WARREN, Mich. (WXYZ) — Ladarrel Brown said something woke him up just after 4 a.m. Wednesday, and that's when he saw smoke was filling up the bedroom where he and his four children went to sleep with the door closed.
Their home at Warren Manor apartments in the city of Warren was on fire.
Brown knew he had to act fast because smoke was getting into his lungs. He woke up the children and jumped out of the first-floor window and began calling for the children to come to him.
"That's the scariest part," he said. "When you don't see your kids and they're not coming and all you can just do is yell and just hope they come and listen to your voice."
Thankfully Brown's children — ages 3, 4, 6, and 8 — were able to follow his words and he pulled. But his 8-year-old daughter Laurii'ell, who was sleeping on a top bunk, had been burned on one of her arms and her face had started to blister.
Laurii'ell was rushed to Children's Hospital of Michigan in Detroit, where her condition is described as stable.
Brown said he was told that sleeping with the bedroom door closed likely helped save him and the children.
A closed door becomes a barrier between you and any smoke, fire or toxic gases, according to the Fire Safety Research Institute for Underwriters Laboratories (UL). A closed door can hold back heat and cut off a fire's oxygen supply and slow the spread of the fire.

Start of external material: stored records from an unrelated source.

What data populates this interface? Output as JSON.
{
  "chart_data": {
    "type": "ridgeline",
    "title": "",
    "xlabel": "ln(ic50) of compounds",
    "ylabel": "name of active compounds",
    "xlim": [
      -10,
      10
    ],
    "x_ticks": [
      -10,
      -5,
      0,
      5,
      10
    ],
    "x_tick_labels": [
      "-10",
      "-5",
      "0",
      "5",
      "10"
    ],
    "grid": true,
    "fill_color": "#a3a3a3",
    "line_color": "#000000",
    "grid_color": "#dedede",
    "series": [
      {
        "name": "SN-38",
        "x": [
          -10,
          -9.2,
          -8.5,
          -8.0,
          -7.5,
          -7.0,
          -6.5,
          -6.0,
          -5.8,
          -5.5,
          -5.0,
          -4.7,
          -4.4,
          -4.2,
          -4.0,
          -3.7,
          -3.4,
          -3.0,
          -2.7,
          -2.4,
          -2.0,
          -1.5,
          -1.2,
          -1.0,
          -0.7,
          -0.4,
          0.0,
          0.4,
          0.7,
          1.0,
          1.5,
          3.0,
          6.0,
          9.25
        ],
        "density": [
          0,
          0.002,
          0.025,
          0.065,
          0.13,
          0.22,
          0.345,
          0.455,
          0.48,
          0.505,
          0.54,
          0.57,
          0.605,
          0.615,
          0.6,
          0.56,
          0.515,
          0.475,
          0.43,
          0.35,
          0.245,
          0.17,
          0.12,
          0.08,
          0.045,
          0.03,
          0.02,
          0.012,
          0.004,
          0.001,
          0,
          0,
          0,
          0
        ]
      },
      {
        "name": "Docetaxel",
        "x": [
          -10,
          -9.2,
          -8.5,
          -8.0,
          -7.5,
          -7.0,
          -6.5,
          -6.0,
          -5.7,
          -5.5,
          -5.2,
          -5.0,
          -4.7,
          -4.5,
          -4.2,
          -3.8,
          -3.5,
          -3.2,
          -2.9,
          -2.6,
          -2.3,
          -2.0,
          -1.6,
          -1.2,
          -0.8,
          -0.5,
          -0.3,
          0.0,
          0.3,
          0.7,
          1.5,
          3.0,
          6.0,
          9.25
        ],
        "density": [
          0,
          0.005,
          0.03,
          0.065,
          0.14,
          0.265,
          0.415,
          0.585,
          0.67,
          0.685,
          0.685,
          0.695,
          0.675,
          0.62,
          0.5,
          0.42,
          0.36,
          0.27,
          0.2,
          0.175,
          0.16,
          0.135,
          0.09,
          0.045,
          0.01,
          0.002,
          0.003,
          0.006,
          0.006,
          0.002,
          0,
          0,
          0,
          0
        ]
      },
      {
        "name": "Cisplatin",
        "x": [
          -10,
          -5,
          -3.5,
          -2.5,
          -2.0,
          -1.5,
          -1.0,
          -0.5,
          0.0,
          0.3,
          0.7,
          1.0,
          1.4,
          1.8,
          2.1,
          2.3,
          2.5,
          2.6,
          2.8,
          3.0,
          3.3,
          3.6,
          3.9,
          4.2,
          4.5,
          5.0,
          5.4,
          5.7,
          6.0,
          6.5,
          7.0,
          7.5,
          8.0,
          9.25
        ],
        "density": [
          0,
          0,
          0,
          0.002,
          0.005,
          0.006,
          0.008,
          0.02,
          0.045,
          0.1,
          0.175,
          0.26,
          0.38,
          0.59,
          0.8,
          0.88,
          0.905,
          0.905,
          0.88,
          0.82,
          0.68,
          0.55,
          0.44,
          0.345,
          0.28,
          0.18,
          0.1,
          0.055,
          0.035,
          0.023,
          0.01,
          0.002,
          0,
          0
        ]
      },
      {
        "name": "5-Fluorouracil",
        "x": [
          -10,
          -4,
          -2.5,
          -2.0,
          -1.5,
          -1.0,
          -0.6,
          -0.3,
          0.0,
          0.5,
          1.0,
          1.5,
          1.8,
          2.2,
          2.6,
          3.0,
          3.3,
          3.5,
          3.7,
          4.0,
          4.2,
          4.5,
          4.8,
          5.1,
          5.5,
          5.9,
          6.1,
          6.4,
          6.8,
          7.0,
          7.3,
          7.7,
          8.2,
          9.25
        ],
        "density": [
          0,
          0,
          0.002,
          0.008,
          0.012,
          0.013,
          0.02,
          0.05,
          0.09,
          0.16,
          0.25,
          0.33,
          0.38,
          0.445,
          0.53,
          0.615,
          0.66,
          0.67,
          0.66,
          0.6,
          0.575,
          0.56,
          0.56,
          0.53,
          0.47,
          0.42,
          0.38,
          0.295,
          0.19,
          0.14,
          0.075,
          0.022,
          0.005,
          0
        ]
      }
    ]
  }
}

Brown said he always closes the door in case of an intruder and just to keep the children close and safe.
Fire officials said smoke detectors were sounding in the affected apartments that were occupied and that some unoccupied units that were being painted did not have working smoke detectors.

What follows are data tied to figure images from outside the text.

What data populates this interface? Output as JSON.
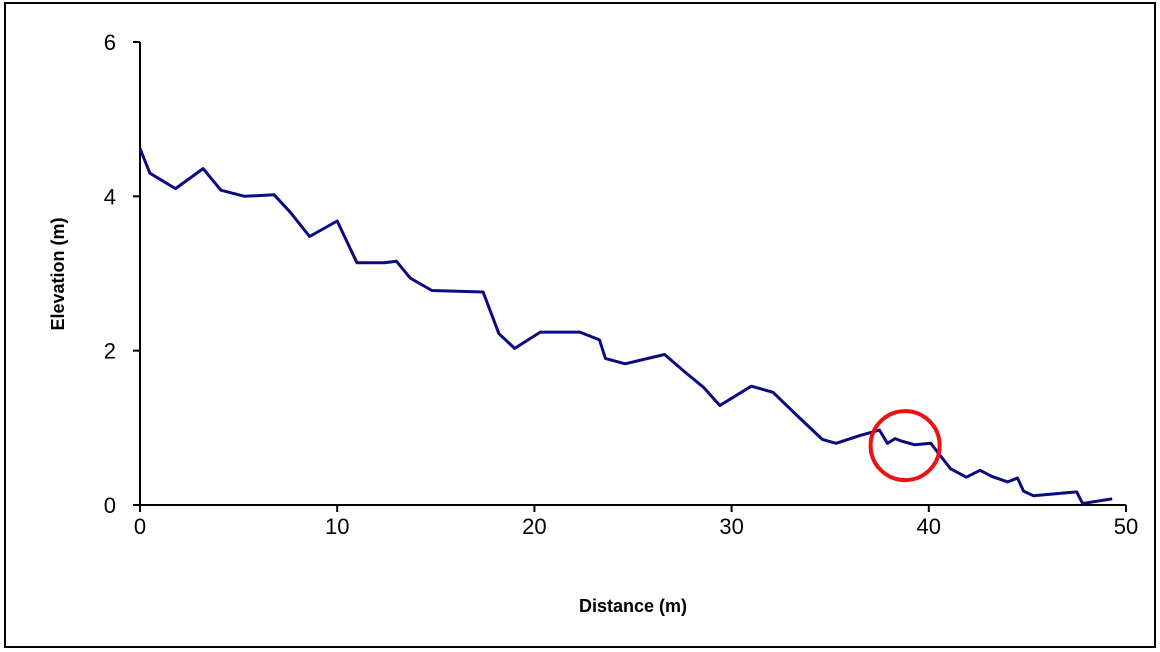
{
  "chart_data": {
    "type": "line",
    "title": "",
    "xlabel": "Distance (m)",
    "ylabel": "Elevation (m)",
    "xlim": [
      0,
      50
    ],
    "ylim": [
      0,
      6
    ],
    "x_ticks": [
      "0",
      "10",
      "20",
      "30",
      "40",
      "50"
    ],
    "y_ticks": [
      "0",
      "2",
      "4",
      "6"
    ],
    "grid": false,
    "legend": "none",
    "colors": {
      "line": "#0b0b80",
      "annotation": "#ee1111",
      "axis": "#000000"
    },
    "series": [
      {
        "x": [
          0,
          0.5,
          1.8,
          3.2,
          4.1,
          5.3,
          6.8,
          7.6,
          8.6,
          10.0,
          11.0,
          12.4,
          13.0,
          13.7,
          14.8,
          17.4,
          18.2,
          19.0,
          20.3,
          22.3,
          23.3,
          23.6,
          24.6,
          26.6,
          27.6,
          28.6,
          29.4,
          31.0,
          32.1,
          33.4,
          34.6,
          35.3,
          36.5,
          37.5,
          37.9,
          38.3,
          38.6,
          39.3,
          40.1,
          40.4,
          41.1,
          41.9,
          42.6,
          43.2,
          44.0,
          44.5,
          44.8,
          45.3,
          47.5,
          47.8,
          49.3
        ],
        "y": [
          4.62,
          4.3,
          4.1,
          4.36,
          4.08,
          4.0,
          4.02,
          3.8,
          3.48,
          3.68,
          3.14,
          3.14,
          3.16,
          2.94,
          2.78,
          2.76,
          2.22,
          2.03,
          2.24,
          2.24,
          2.14,
          1.9,
          1.83,
          1.95,
          1.73,
          1.52,
          1.29,
          1.54,
          1.46,
          1.14,
          0.85,
          0.8,
          0.9,
          0.97,
          0.8,
          0.86,
          0.83,
          0.78,
          0.8,
          0.7,
          0.47,
          0.36,
          0.45,
          0.37,
          0.3,
          0.35,
          0.18,
          0.12,
          0.17,
          0.02,
          0.08
        ]
      }
    ],
    "annotations": [
      {
        "type": "circle",
        "x": 38.8,
        "y": 0.77,
        "radius_x": 1.75,
        "color": "#ee1111"
      }
    ]
  }
}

Warren Fire Commissioner Skip McAdams said investigators have been able to determine that the fire started in the Brown's living room, inside a wall. Investigators are trying to determine if an electrical problem at an outlet sparked the fire that left 16 units damaged or destroyed.
Brown said the television in the living room sometimes cuts off, and that the building still uses older screw-in fuses.
Public Service Director Gus Ghanam said those screw-in fuses are older but would only need to be upgraded if the electric work in the buildings is changed.
Ghanam said the apartments are inspected every two years and were last inspected in 2019. They are due to be inspected again this year after a one-year delay due to the pandemic.
The children's grandmother Ingrid Poole said she is just thankful to God that they all survived.
"I want people to know that I'm grateful because I know what God did. I know he spared them," she told 7 Action News. "Everything else? Forget it. We'll get it piece by piece, bit by bit, one table at a time."